Blackstone, which last week closed the largest buyout fund ever, saw second quarter net income rise from $224.1 million in the quarter ending June 2006 to $774.4 million in the same three months in 2007.

“Every single one of our products is way outperforming the general markets, either debt or equity,” Hamilton James, the firm’s president and chief operating officer, said during an earnings call Monday. “I think, long-term, we’ll see a robust shift [in the US] from more traditional asset classes to alternatives.”

Corporate private equity revenues in the quarter increased to $426.1 million against $125.6 million in the same period the previous year.
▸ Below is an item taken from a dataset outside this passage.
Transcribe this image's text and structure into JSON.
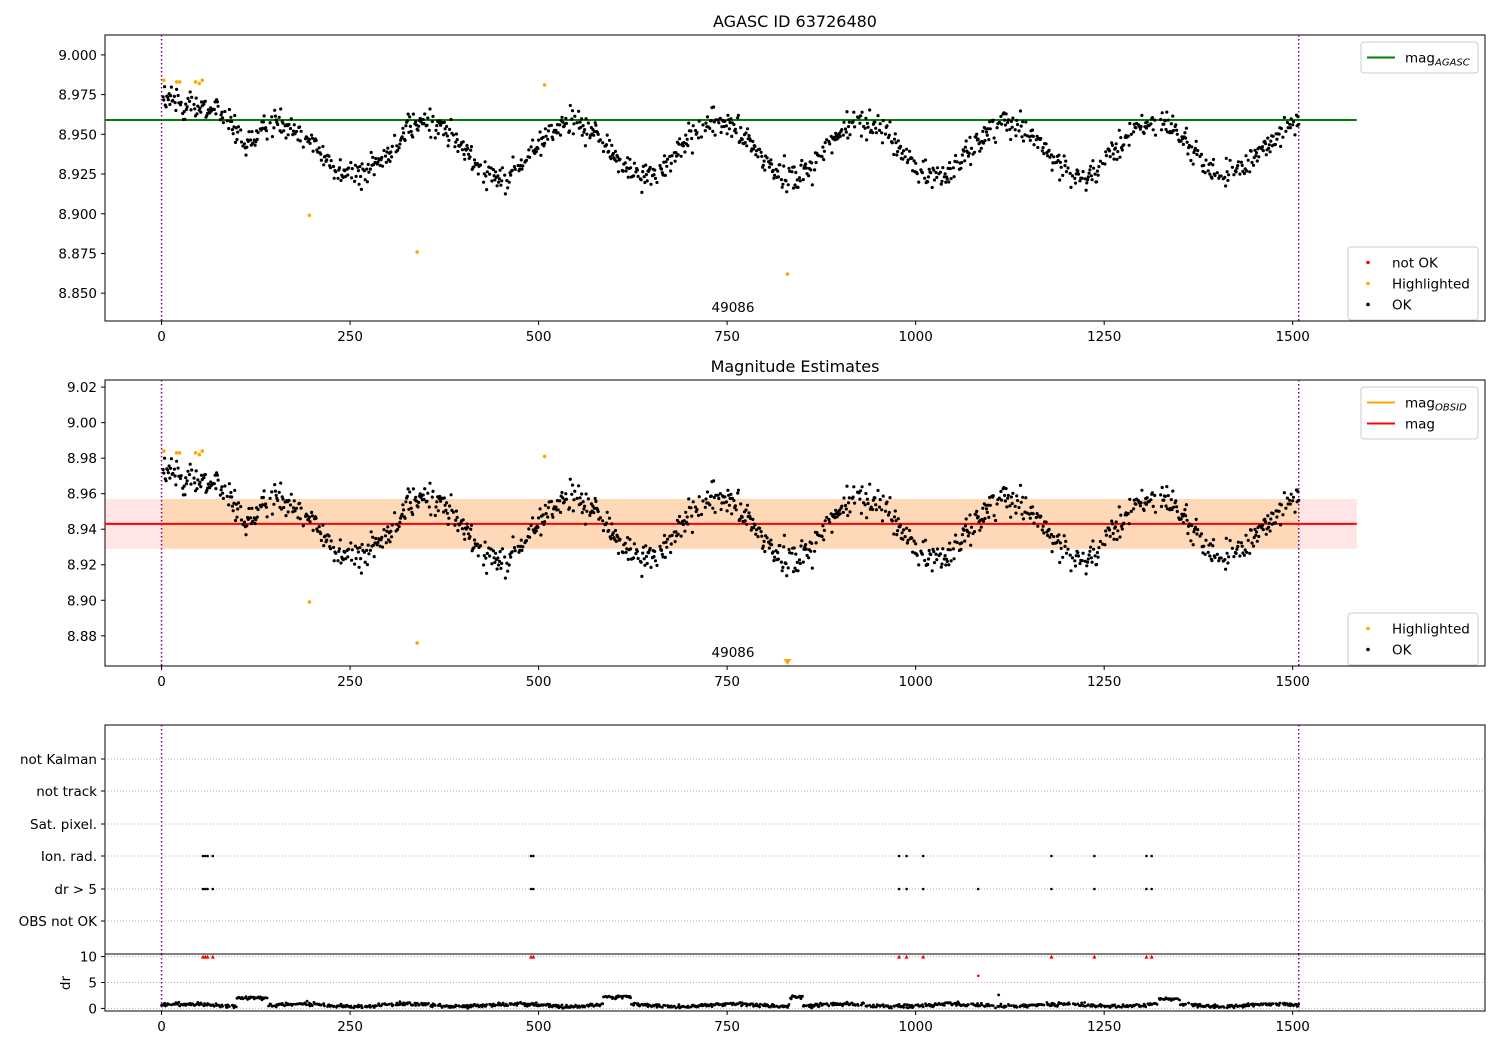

Real estate revenues grew from $92.0 million to $320.2 million in the prior year.

Revenues from its marketable alternative asset management jumped to $168.6 million from $32.5 million  Its financial advisory business generated the least dramatic growth with its revenues of $98.6 million, a small increase from $83.8 million in the same quarter in 2006.

Over six months to the end of June, revenues of $2.2 billion and net income of $1.9 billion compare with revenues of $880.1 million and net income of $711.2 million a year ago.

Throughout much of the second quarter, the operating environment was fundamentally positive, with global equity markets approaching near-record levels and the global economy, particularly in the US, remaining healthy.

Concerns over weakness in the US housing market and sub-prime mortgage market, coupled with a large volume of debt financing-backlog related to leveraged equity transactions, served to create more challenging financing conditions starting in the last week of the quarter, which continue to date, the company said.

Corporate private equity reported a strong second quarter with revenues up 239 percent from the second quarter of 2006, largely driven by a rise in performance fees and carried interest allocations and investment income as net appreciation from underlying funds increased $1.7 billion from the second quarter 2006. Management fees declined slightly over the same period.

Weighted average fee-earning assets in the quarter totalled $23.5 billion compared with $20.5 billion a year ago. Limited partner capital deployed in the quarter totalled $1.6 billion compared with $2.4 billion a year ago.

At 3 July, 2007, $5.9 billion of investor capital had been committed by Blackstone’s corporate private equity funds to deals that are scheduled to close in subsequent periods.

In the same period the real estate segment generated revenues of $320.2 million, up 248 percent from the second quarter 2006. Management, performance fees and carried interest allocations and investment income were all up significantly, the company said.

Weighted average fee-earning assets under management in the quarter totalled $15.3 billion compared with $9 billion a year ago. Investor capital deployed in the quarter ended June 2007 totalled $71.1 million, down from $612.7 million last year.

Approximately $2.9 billion of LP capital has been committed by Blackstone’s real estate funds to deals not yet closed. This includes capital committed from both real estate and corporate private equity to the purchase of Hilton Hotels Corporation, which is fully financed and is expected to close in the fourth quarter.

Marketable alternative asset management, Blackstone’s hedge fund business, recorded second quarter revenues of $168.6 million, an increase of 419 percent from the same period last year, reflecting solid investment performance and a significant increase in assets managed, the company said.

Weighted average fee-earning assets under management in the quarter totaled $32.7 billion compared with $18.7 billion last year, as investor flows remained robust and investment performance was favourable.

Financial advisory revenues rose 18 percent to $98.6 million in this year’s second quarter, as compared to the same period last year, reflecting a favourable environment for mergers and acquisitions and Park Hill’s capital raising for alternative assets, which offset a generally soft environment for the restructuring and reorganization business.

On 27 June Blackstone completed its initial public offering of its common units and the sale of non-voting common units to an investment vehicle established by The People’s Republic of China.

In aggregate, The Blackstone Group sold approximately 255 million units for net proceeds of $7.5 billion.

The company said $2.9 billion was retained for primary purposes, of which $1.2 billion was used to repay indebtedness, with the balance invested as general partner investments in Blackstone sponsored funds and temporary interest bearing investments as appropriate.